1) 大造黒および大造生の雌蛹全体の糖量は蛹期を通じてその含量は少なく, かっ量一的な変動は認め難いが, グリコーゲン量は蛹の発育にしたがって減少し, その様相は催青条件の差異によって変わらない。
2) 卵巣のグリコーゲン量は蛹の発育と共に一様に増加するが, 増加割合は大造黒の蛹の後期において特に著るしい。
3) 休眠性蛹のSGの摘出は卵巣のグリコーゲン量の減少, 血糖量の上昇, 脂肪組織のグリコーゲン量の増加を引きおこすがマルピーギ管, 中腸および蛹全体の炭水化物量には変化をもたらさない。
4) 休眠ホルモン抽出物を非休眠性蛹に注射するとその血糖量は低下し, 卵巣のグリコーゲン量は増加する。注射量が多いほど卵巣のグリコーゲン量は増加した。

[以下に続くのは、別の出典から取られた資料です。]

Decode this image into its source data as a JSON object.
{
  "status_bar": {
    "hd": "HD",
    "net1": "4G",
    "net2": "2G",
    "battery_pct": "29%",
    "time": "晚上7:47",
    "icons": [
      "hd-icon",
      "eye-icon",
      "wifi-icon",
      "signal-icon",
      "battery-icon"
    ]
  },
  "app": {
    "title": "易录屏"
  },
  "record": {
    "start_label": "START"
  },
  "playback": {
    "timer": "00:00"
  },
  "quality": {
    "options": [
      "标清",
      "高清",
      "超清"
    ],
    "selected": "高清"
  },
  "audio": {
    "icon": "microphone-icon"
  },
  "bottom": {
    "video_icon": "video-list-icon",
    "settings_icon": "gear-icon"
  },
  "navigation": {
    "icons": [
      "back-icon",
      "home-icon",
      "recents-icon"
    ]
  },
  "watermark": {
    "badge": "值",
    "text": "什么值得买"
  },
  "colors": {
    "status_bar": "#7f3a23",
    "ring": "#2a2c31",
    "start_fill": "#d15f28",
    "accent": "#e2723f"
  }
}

5) 休眠ホルモン抽出物の注射効果は注射4時間後にすでに認められ, 血糖量については12時間後に, 卵巣のグリコーゲン量については36時間後にその効果が最大となった。
6) 休眠ホルモンの作用の1つは, 血糖の卵巣への透過かあるいは卵巣でのグリコーゲン合成能の促進作用であろうと推察した。